Like a cage full of birds, their houses are full of deceit; therefore they have become great and rich;
they have grown fat and sleek. They know no bounds in deeds of evil; they judge not with justice
the cause of the fatherless, to make it prosper, and they do not defend the rights of the needy.
Shall I not punish them for these things? declares the LORD,
and shall I not avenge myself on a nation such as this?”
Just in case it wasn’t abundantly clear; that was God speaking to Israel, His own chosen and covenanted people. This text is full of wrath, but the love of God can also be seen; He is sending destruction upon Israel because they were committing evil by oppressing the poor, needy and fatherless. God was coming to the defence of human beings who He loves, by unleashing His wrath upon those who dared to oppress them.
The righteous, wrathful Judge and the God of Love; both aspects of God’s character are present in this text.
Does God hate anyone? My personal opinion is that no, He doesn’t. Throughout scripture, God is shown repeatedly to bring wrath upon those who oppress and destroy, yet is shown as willing to forgive them as well (the story of Israel’s relationship with God is testament to that).
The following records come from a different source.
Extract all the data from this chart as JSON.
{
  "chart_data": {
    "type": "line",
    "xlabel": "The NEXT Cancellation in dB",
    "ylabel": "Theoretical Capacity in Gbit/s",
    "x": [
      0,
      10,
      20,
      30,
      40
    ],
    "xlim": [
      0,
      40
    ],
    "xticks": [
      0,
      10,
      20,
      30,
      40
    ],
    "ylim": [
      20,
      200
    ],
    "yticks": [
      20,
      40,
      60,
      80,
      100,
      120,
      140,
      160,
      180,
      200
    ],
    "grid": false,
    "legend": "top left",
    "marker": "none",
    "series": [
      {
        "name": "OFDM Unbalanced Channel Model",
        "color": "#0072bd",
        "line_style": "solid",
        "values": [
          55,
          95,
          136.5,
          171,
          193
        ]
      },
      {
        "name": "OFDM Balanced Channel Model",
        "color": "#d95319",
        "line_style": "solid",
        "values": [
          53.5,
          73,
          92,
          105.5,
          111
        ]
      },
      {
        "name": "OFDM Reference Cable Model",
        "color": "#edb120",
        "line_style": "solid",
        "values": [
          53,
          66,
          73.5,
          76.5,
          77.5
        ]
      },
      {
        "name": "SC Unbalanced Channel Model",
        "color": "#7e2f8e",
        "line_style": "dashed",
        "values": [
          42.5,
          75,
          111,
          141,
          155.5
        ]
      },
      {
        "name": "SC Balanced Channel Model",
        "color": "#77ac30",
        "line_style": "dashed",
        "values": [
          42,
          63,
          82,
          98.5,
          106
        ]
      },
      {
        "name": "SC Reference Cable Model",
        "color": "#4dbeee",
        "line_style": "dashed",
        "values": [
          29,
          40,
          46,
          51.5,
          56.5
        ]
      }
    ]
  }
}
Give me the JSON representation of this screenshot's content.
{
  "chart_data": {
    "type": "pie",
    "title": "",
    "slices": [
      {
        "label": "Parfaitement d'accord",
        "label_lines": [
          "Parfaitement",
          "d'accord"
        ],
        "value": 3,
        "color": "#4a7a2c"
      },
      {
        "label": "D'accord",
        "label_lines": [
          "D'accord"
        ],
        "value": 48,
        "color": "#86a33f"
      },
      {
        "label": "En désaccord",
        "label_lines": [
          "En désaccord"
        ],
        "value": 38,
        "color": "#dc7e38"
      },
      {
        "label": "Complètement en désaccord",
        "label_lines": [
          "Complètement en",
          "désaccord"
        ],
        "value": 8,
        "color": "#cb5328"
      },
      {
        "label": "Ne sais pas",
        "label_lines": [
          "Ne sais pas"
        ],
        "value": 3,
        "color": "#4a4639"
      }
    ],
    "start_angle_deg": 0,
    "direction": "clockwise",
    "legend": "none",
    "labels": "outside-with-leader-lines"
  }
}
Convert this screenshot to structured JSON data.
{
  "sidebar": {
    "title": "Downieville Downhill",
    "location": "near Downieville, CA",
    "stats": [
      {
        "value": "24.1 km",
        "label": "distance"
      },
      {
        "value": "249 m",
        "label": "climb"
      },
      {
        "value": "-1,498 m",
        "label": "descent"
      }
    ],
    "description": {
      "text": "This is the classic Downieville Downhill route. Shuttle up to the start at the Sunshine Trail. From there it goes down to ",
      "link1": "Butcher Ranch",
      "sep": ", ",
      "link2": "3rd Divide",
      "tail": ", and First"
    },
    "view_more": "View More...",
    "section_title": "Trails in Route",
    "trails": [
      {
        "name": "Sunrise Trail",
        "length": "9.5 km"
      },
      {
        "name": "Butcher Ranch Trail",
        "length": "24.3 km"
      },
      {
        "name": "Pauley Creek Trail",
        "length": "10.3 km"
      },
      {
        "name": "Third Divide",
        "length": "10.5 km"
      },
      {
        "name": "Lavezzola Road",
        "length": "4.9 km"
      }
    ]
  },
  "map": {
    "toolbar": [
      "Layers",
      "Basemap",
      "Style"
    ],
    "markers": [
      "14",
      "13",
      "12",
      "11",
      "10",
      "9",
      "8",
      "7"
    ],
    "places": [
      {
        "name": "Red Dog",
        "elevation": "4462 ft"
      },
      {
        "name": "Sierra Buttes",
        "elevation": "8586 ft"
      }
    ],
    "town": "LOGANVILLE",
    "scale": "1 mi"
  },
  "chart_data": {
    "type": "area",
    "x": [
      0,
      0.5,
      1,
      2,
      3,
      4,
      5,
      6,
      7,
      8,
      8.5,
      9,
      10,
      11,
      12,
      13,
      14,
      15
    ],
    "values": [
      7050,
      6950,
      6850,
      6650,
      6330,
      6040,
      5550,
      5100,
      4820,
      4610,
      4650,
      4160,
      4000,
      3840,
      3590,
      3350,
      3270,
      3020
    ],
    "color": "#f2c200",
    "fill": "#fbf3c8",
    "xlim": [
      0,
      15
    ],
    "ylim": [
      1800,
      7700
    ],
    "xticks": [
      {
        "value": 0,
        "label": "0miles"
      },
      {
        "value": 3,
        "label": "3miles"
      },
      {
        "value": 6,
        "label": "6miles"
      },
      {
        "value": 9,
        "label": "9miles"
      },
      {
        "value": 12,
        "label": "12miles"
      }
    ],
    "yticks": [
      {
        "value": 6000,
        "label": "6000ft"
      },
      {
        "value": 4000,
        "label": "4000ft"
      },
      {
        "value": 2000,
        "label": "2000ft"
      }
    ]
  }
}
He metes out mercy to those who deserve mercy, and wrath to those who deserves wrath.
Ultimately, however, you should read through the scriptures, listen to sermons on it, and decide yourself.
* Side note: the man who first came up with that idea – Marcion – was denounced as a heretic for pretty much ejecting much of Christian doctrine, in the 2nd century AD. He was also the one who separated the Tanakh and the Gospels into the ‘Old’ Testament and ‘New’ Testament…which we still use to this day.